Orbiter: When the space shuttle Venture disappeared, it spelled the end of manned spaceflight and the world's dreams of exploring the solar system. Ten years later and without warning, the shuttle returns to the ruins of Kennedy Space Center, with peculiar modifications, one catatonic survivor - and, impossibly, Martian dust in the wheel wells.
REVIEW: Another pleasant find on Hoopla, the online lending service associated with many library systems. Ellis incorporates heavy science into his stories, but doesn't forget the sense of wonder that remains at the heart of the best sci-fi.
In the first story, Ocean, Kane and a small team of explorers discover humanoids suspended in sarcophagi under the Europan ice, along with weapons that could turn the Earth to a cinder in seconds... weapons systems targeted by a private exploration team, in an unsubtle dig at corporate ethics (or lack thereof.) It has the feel of a good (if slightly old-school) sci-fi action film, even using variable gravity to great effect.
The second tale, Orbiter, is more psychological, a study of what the space program means to individuals and the world, and why it's so important to keep pushing boundaries even given the risks.
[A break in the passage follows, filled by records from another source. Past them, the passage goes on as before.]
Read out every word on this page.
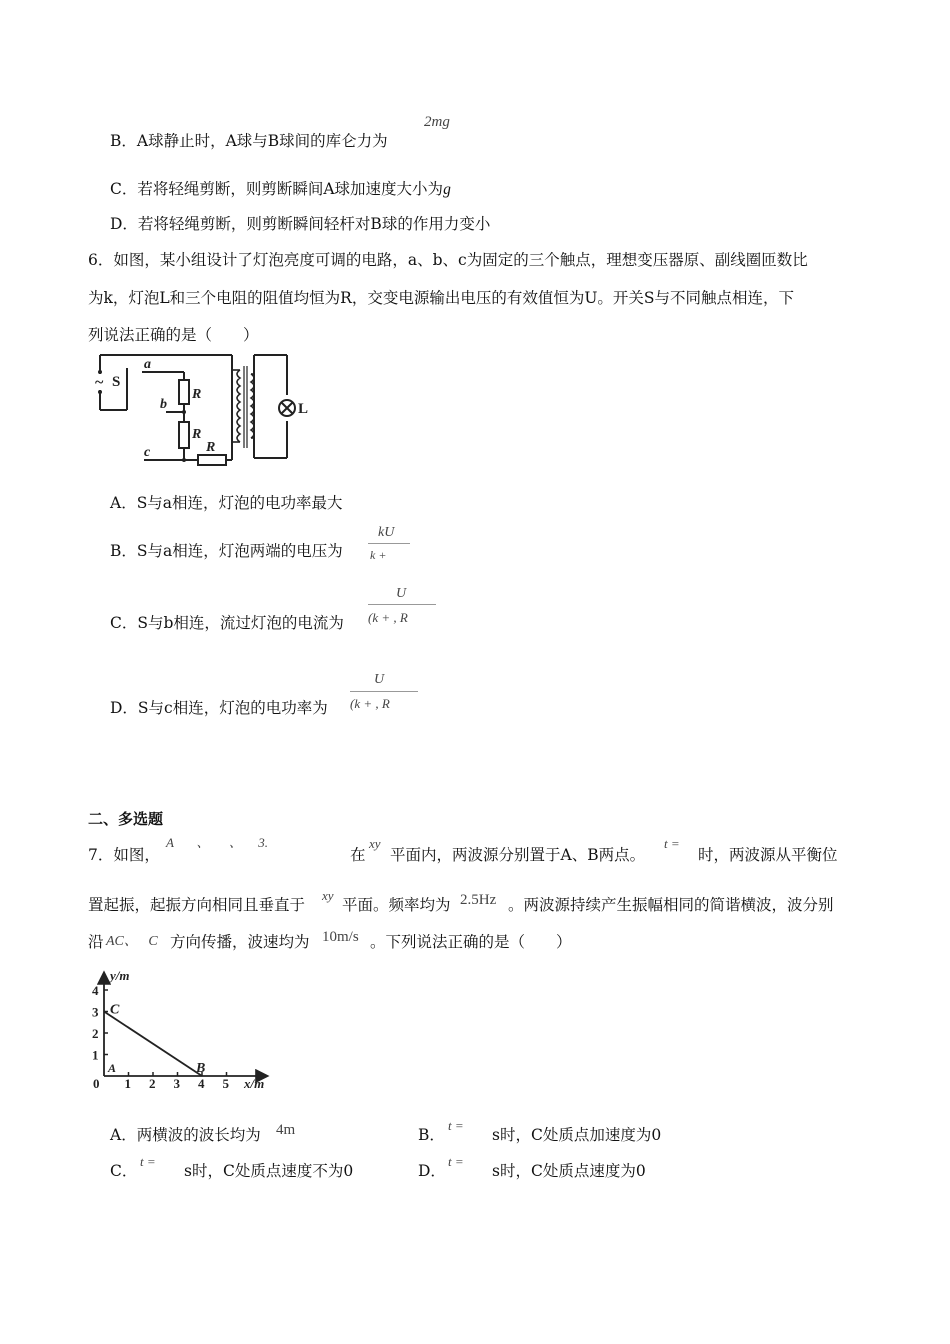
B．A球静止时，A球与B球间的库仑力为
2mg
C．若将轻绳剪断，则剪断瞬间A球加速度大小为g
D．若将轻绳剪断，则剪断瞬间轻杆对B球的作用力变小
6．如图，某小组设计了灯泡亮度可调的电路，a、b、c为固定的三个触点，理想变压器原、副线圈匝数比
为k，灯泡L和三个电阻的阻值均恒为R，交变电源输出电压的有效值恒为U。开关S与不同触点相连，下
列说法正确的是（　　）
~ S
a
b
c
R
R
R
L
A．S与a相连，灯泡的电功率最大
B．S与a相连，灯泡两端的电压为
kU
k +
U
C．S与b相连，流过灯泡的电流为 (k + , R
U
D．S与c相连，灯泡的电功率为 (k + , R
二、多选题
7．如图，
A       、      、     3.
在
xy
平面内，两波源分别置于A、B两点。
t =
时，两波源从平衡位
置起振，起振方向相同且垂直于
xy
平面。频率均为 2.5Hz 。两波源持续产生振幅相同的简谐横波，波分别
沿 AC、   C 方向传播，波速均为 10m/s 。下列说法正确的是（　　）
y/m
x/m
0 1 2 3 4 5
1
2
3
4
C
B
A
A．两横波的波长均为 4m	B．
t =
s时，C处质点加速度为0
C．
t =
s时，C处质点速度不为0	D．
t =
s时，C处质点速度为0
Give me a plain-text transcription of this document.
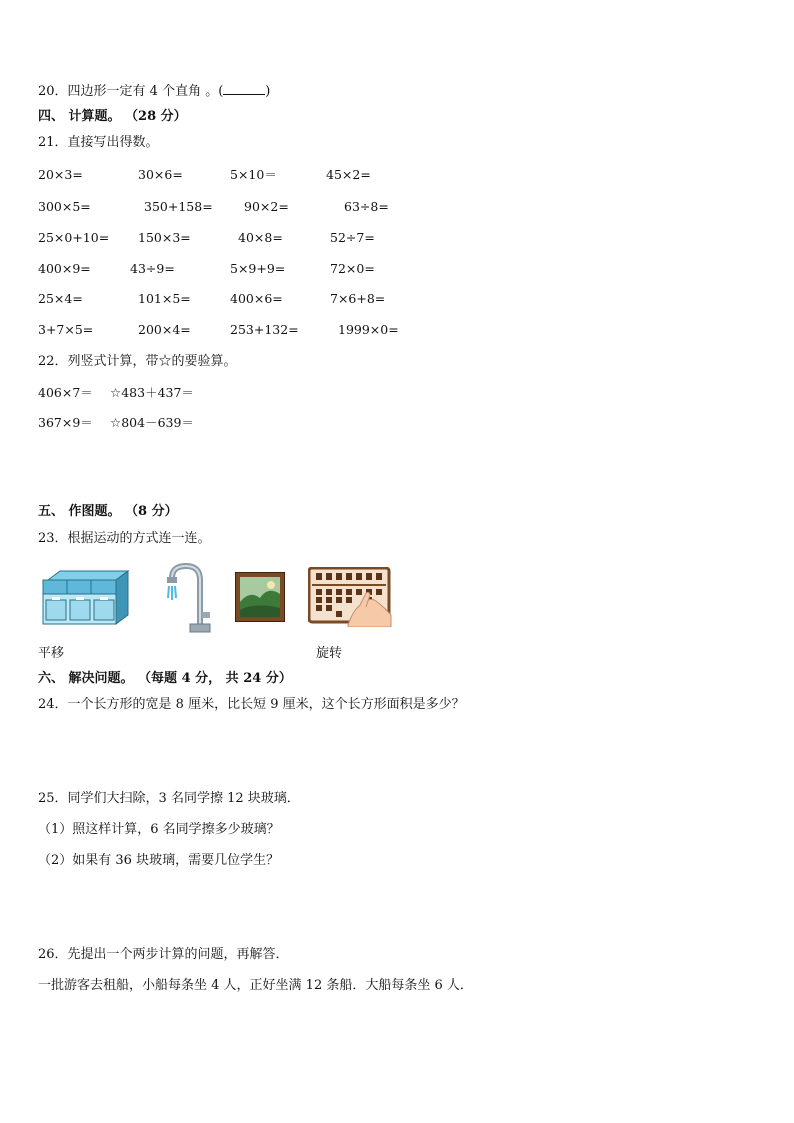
20．四边形一定有 4 个直角 。(	)
四、 计算题。 （28 分）
21．直接写出得数。
20×3=	30×6=	5×10＝	45×2=
300×5=	350+158=	90×2=	63÷8=
25×0+10= 150×3=	40×8=	52÷7=
400×9=	43÷9=	5×9+9=	72×0=
25×4=	101×5=	400×6=	7×6+8=
3+7×5=	200×4=	253+132=	1999×0=
22．列竖式计算，带☆的要验算。
406×7＝ ☆483＋437＝
367×9＝ ☆804－639＝
五、 作图题。 （8 分）
23．根据运动的方式连一连。
平移	旋转
六、 解决问题。 （每题 4 分， 共 24 分）
24．一个长方形的宽是 8 厘米，比长短 9 厘米，这个长方形面积是多少？
25．同学们大扫除，3 名同学擦 12 块玻璃．
（1）照这样计算，6 名同学擦多少玻璃？
（2）如果有 36 块玻璃，需要几位学生？
26．先提出一个两步计算的问题，再解答．
一批游客去租船，小船每条坐 4 人，正好坐满 12 条船．大船每条坐 6 人．
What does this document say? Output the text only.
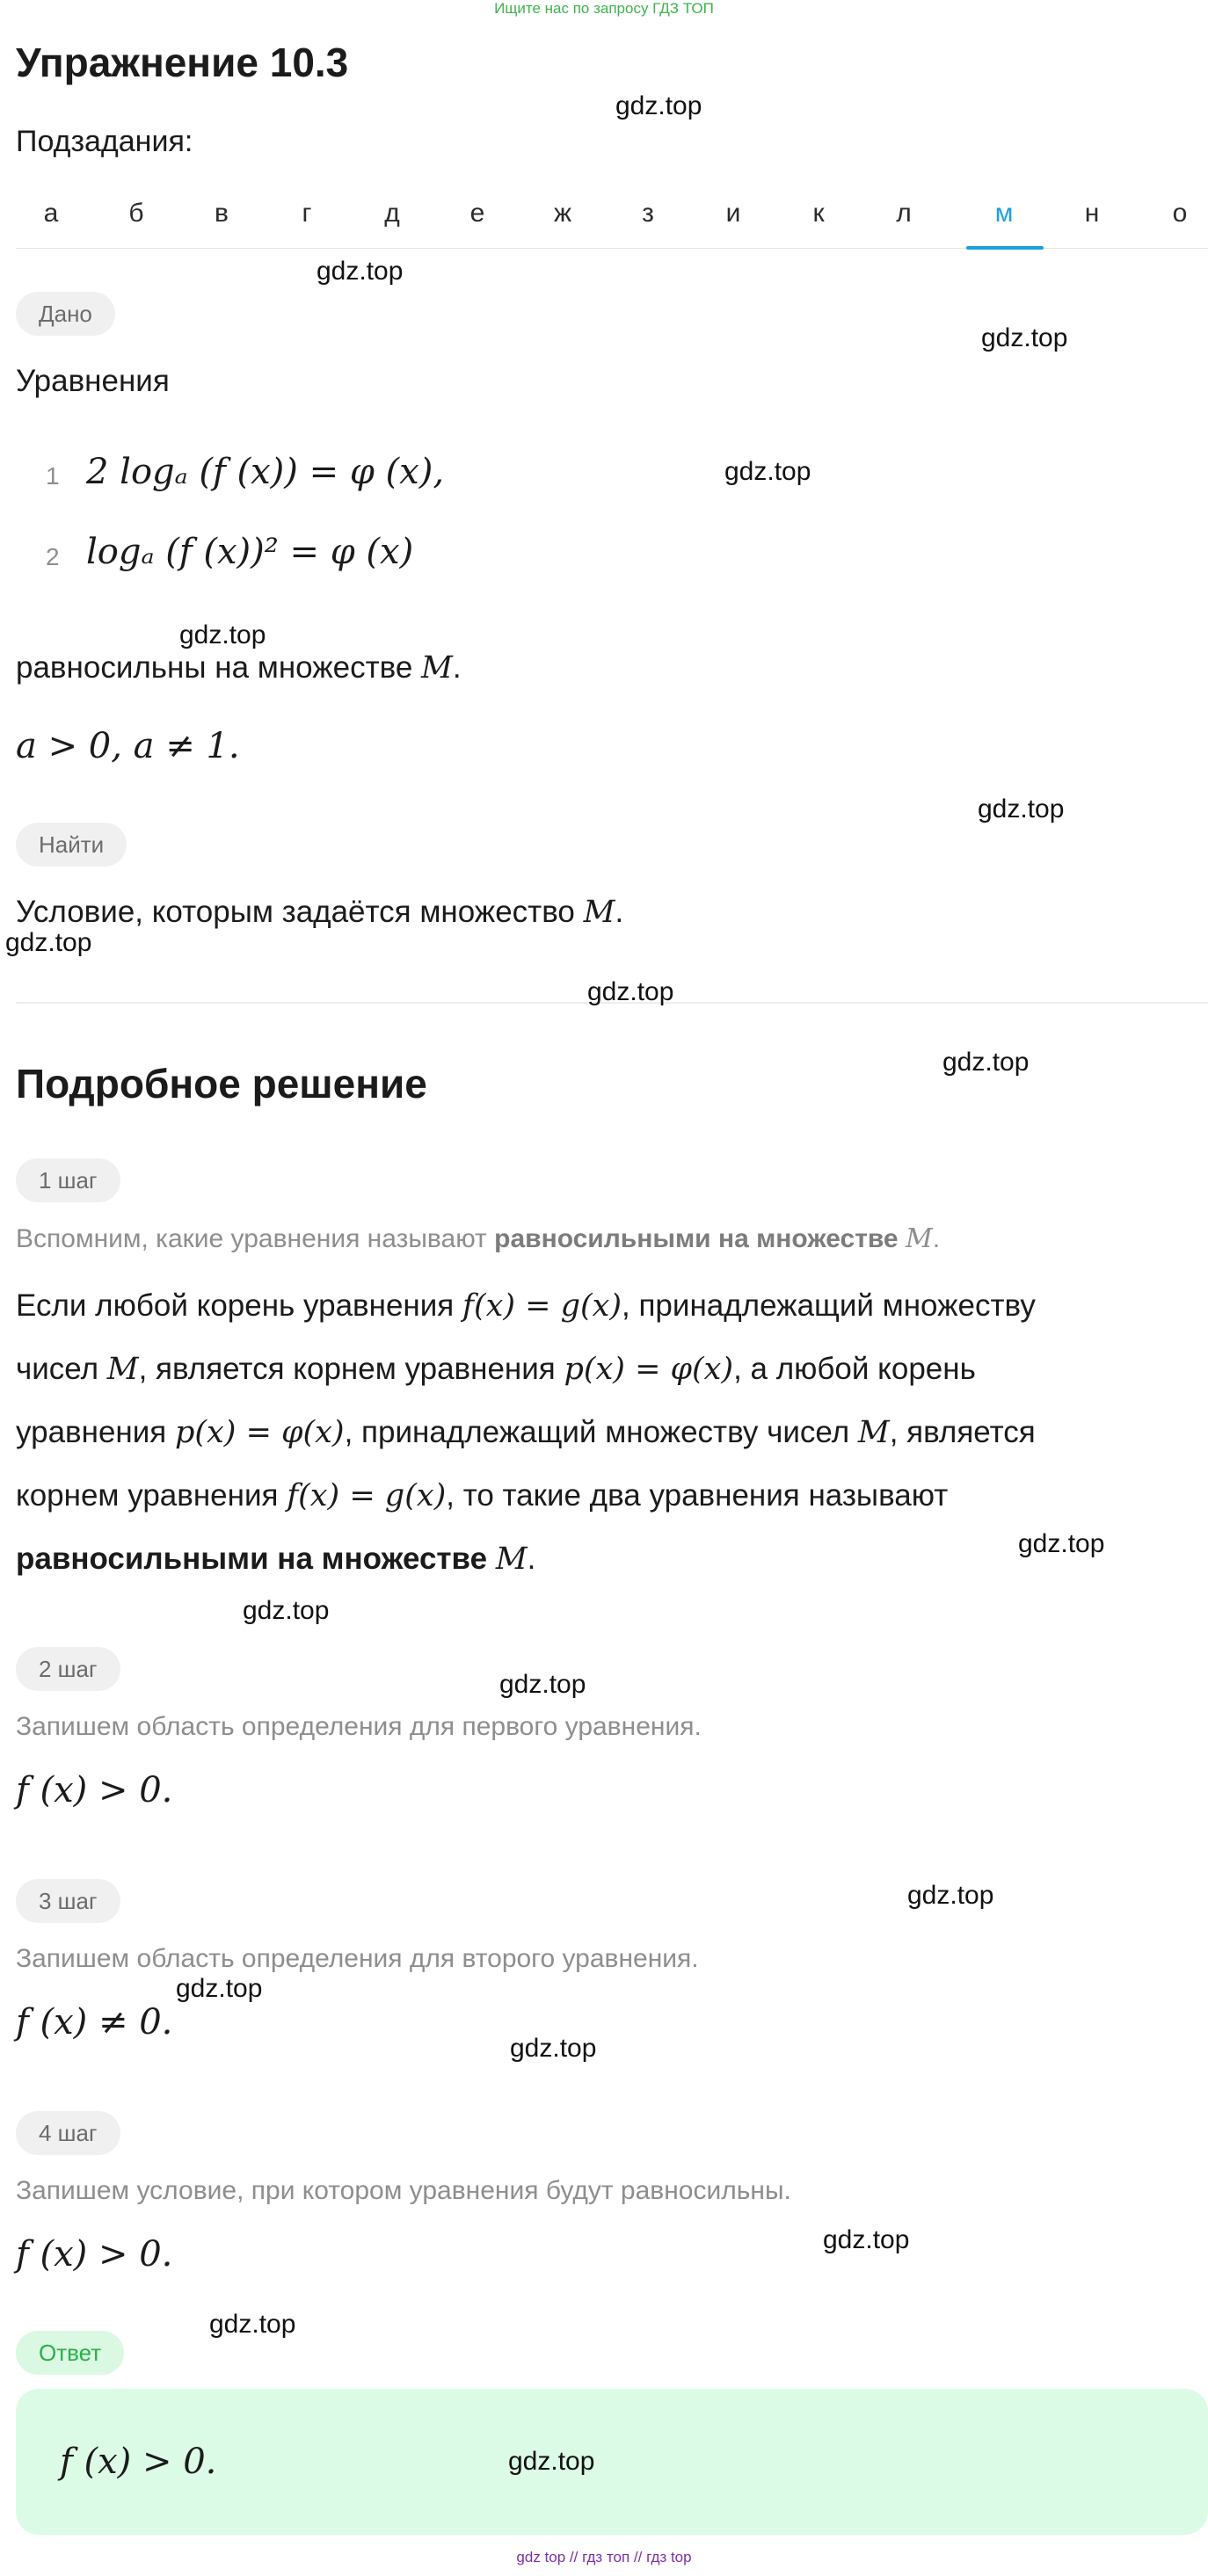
Ищите нас по запросу ГДЗ ТОП
Упражнение 10.3
Подзадания:
а	б	в	г	д	е	ж	з	и	к	л	м	н	о
Дано
Уравнения
1 2 logₐ (f (x)) = φ (x),
2 logₐ (f (x))² = φ (x)
равносильны на множестве M.
a > 0, a ≠ 1.
Найти
Условие, которым задаётся множество M.
Подробное решение
1 шаг
Вспомним, какие уравнения называют равносильными на множестве M.
Если любой корень уравнения f(x) = g(x), принадлежащий множеству
чисел M, является корнем уравнения p(x) = φ(x), а любой корень
уравнения p(x) = φ(x), принадлежащий множеству чисел M, является
корнем уравнения f(x) = g(x), то такие два уравнения называют
равносильными на множестве M.
2 шаг
Запишем область определения для первого уравнения.
f (x) > 0.
3 шаг
Запишем область определения для второго уравнения.
f (x) ≠ 0.
4 шаг
Запишем условие, при котором уравнения будут равносильны.
f (x) > 0.
Ответ
f (x) > 0.
gdz.top
gdz.top
gdz.top
gdz.top
gdz.top
gdz.top
gdz.top
gdz.top
gdz.top
gdz.top
gdz.top
gdz.top
gdz.top
gdz.top
gdz.top
gdz.top
gdz.top
gdz.top
gdz top // гдз топ // гдз top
According to the afterword, Ellis wrote it as a tribute to the lives lost in the Columbia disaster, and it shows - as does the warning of where we'll end up if we let fear pin us down on Earth when we should be stretching our wings further. This is the good stuff, the sci-fi that uses science to open doors and ask questions and wonder "what if...?", not just brood and come up with new ways to blow up slimy aliens.
Taken together, these stories earn top marks for remembering what the genre can and should aspire to.